Older men? How old? Older as in…. My stomach fluttered, and I refused to let my thoughts go where his words threatened to take me. I needed to change the subject. Fast.
“You were good in there,” I told him. After all, it was true.
He looked at me, those dark eyes all but lost in the shadows of the porch. “Thanks.”
“You’re welcome.”
We stood there for a minute, neither of us saying anything.
The conversation we had earlier—the very ugly one—began to play in my mind again. The guilt came back. I looked away.
I need to get to my cabin. I need to get out of here.
Now.
Cabin. Sleep. But, hell, I was going to be up for hours. I could feel the caffeine zinging through me like
electricity. Maybe the hot tub? But that reminded me of Cole’s little pass.
Shit.
Cole looked away again, started to take a drink from his flask, then stopped. “Want some?”
“What is it?” I asked.
“Does it matter?” he replied and laughed.
I shrugged. “I guess not.” Hell, I thought, it might help me sleep.
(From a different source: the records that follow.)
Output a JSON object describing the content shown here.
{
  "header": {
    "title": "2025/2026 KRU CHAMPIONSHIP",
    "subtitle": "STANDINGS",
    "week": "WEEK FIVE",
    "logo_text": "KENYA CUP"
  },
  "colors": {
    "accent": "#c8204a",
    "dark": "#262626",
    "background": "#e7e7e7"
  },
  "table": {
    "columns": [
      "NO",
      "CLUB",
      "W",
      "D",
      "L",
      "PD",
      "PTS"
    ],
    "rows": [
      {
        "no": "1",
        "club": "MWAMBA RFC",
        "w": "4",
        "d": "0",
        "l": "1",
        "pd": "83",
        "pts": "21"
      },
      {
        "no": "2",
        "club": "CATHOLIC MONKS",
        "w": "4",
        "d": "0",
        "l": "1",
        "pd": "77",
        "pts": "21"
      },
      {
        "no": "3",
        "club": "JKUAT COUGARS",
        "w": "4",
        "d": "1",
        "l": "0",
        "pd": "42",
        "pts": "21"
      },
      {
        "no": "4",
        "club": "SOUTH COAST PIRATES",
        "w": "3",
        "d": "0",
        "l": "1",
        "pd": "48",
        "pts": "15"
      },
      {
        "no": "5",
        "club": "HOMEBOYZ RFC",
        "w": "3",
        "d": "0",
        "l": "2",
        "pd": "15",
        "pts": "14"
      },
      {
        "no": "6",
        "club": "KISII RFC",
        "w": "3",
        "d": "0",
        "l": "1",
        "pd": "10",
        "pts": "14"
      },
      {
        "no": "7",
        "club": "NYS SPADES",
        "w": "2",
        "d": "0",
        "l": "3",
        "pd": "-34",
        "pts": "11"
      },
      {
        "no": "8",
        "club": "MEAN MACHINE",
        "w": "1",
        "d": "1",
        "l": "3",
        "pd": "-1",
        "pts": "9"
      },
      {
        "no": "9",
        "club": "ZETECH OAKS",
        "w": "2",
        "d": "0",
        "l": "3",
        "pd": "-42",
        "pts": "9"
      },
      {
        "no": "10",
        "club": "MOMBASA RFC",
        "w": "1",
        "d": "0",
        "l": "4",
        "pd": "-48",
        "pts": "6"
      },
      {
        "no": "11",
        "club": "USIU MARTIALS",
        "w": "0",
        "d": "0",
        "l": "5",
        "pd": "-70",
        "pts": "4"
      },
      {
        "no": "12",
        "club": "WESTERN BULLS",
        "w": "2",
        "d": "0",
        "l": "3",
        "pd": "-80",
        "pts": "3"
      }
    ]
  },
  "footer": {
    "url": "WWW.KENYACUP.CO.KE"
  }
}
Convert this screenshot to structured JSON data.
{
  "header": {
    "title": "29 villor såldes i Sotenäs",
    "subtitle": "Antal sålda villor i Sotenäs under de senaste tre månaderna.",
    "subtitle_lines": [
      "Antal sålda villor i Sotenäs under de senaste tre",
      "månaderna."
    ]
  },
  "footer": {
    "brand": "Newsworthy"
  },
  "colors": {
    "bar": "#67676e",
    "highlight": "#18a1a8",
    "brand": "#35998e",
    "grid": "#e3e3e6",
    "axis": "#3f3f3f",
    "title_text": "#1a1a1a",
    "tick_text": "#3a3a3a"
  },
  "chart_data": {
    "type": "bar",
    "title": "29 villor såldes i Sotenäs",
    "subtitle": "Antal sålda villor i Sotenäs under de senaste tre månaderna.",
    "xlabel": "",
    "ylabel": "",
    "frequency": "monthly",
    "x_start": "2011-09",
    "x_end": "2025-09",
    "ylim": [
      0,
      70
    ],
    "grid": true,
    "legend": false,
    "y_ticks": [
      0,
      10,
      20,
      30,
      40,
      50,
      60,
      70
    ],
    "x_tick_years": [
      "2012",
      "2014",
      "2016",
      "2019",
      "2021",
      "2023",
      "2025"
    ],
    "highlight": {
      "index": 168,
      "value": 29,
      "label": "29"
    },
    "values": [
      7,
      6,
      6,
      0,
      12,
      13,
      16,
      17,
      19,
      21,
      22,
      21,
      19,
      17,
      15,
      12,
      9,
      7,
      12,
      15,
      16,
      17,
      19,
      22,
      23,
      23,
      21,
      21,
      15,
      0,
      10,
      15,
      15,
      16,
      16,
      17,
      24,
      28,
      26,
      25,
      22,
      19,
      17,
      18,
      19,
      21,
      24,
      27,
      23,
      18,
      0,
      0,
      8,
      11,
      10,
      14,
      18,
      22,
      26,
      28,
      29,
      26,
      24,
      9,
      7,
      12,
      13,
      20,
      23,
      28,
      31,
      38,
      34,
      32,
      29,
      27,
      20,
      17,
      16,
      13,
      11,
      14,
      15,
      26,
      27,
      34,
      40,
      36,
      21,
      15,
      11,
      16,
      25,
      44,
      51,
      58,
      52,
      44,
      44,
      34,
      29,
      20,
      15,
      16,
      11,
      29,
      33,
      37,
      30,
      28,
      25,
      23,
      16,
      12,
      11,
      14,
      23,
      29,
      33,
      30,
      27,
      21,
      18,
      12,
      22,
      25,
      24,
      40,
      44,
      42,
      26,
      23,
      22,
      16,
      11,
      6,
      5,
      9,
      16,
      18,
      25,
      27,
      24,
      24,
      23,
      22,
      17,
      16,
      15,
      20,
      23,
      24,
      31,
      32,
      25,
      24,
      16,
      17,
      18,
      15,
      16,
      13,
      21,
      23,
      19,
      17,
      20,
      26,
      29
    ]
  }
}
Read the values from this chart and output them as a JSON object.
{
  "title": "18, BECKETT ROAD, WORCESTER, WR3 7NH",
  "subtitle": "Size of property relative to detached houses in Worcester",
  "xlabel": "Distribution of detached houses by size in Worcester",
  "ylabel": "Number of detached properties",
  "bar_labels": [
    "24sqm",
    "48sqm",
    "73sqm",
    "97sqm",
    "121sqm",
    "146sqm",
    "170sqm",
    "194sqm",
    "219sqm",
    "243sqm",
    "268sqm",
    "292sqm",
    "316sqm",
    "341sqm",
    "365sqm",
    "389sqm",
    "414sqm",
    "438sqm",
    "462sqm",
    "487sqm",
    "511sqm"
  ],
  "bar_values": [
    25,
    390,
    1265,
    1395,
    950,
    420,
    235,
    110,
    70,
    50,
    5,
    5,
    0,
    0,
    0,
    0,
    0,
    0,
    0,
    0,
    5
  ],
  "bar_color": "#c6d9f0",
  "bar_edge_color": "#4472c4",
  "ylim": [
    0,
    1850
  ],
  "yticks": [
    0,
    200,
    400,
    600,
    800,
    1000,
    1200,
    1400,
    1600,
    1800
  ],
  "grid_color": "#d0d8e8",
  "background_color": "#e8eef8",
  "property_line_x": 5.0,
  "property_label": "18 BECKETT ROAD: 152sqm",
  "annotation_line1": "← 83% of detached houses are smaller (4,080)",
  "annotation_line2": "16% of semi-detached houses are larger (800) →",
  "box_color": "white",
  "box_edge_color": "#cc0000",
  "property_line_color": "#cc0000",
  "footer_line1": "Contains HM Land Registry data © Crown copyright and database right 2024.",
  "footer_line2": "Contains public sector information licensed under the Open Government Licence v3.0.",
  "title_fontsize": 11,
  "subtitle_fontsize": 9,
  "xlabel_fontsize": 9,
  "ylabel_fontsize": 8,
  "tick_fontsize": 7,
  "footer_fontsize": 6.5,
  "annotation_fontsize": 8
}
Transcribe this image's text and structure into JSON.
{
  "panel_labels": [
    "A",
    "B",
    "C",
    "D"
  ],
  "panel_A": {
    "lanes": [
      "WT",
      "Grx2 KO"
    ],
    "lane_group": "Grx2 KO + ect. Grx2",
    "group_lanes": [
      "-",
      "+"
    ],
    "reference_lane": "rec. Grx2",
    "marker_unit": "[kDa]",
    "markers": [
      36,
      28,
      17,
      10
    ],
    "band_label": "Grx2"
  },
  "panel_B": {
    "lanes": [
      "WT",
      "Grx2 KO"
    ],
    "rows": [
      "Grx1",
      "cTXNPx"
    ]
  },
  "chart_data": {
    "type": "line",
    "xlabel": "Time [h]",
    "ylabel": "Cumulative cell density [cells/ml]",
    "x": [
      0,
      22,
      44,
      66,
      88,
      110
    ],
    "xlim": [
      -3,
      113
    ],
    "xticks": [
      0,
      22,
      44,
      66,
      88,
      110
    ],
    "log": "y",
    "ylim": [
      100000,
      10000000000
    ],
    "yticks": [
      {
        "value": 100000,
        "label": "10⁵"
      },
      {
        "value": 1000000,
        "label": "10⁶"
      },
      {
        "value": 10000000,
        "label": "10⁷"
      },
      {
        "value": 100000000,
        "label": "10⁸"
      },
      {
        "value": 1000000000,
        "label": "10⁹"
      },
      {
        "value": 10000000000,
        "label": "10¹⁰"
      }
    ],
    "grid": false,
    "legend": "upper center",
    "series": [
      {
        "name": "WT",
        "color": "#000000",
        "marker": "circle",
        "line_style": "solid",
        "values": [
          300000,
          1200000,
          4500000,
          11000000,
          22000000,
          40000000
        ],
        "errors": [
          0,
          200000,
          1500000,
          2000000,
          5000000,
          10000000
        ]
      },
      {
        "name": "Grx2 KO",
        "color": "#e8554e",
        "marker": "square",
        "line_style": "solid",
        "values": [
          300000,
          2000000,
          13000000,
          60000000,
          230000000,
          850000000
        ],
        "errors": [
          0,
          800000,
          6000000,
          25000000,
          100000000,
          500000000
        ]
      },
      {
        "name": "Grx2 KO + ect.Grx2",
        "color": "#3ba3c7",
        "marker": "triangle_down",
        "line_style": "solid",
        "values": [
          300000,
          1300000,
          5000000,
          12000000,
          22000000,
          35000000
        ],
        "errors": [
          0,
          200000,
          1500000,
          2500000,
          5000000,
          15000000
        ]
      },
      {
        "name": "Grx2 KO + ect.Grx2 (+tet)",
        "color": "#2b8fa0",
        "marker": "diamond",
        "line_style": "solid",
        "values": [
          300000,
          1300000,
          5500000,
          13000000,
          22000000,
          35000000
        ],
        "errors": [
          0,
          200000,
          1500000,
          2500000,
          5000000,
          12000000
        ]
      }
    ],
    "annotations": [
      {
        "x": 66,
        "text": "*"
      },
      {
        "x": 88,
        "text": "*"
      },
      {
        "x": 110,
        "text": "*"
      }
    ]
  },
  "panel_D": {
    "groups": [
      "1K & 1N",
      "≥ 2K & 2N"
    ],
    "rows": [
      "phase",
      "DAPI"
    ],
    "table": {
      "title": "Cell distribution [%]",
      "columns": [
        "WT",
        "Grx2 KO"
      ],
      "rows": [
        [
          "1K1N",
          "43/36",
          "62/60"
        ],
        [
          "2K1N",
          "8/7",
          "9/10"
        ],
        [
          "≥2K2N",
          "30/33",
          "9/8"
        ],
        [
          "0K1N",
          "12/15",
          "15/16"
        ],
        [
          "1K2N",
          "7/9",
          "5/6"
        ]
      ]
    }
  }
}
I reached for the flask, and when he handed it to me, our fingers touched for a second.
I almost jumped.
It was like one of those static zings that happens when you rub your stockinged feet on a carpet and then touch something metal. But that wasn’t what happened. There hadn’t been a static discharge. It had all been in my imagination. In my head.
But then when he looked at me the way he did, shadows or not, I wondered if that was true.
I paused for a moment before drinking, the fear of AIDS suddenly rising to the surface like noxious swamp gas. And then something I did know about the virus rose upward as well. Even if Cole did have AIDS, I couldn’t get it by drinking out of the flask.
I looked at Cole.
Beautiful Cole.
Beautiful?
I trembled. Geez. Yes. He was beautiful.
“I do not have AIDS, Mr. Baxter,” he had told me. “I haven’t been with a man in two years. And I’ve been tested. Regularly. Trust me.”
I wanted to trust him.
With an uncomfortable abruptness, I remembered the hateful words of the guys from the dock I worked during the summers between my high school years.
“Never pass a bottle with a queer. You might as well kiss the buttfucker. Think where his goddamned lips have been! Sucking cock for one thing. Eating some shit-covered ass! Fucking death-germs, man! It’s no wonder they all got AIDS.”
“I do not have AIDS, Mr. Baxter. I haven’t been with a man in two years.”
Dammit!
Was I being like those hateful, ugly people?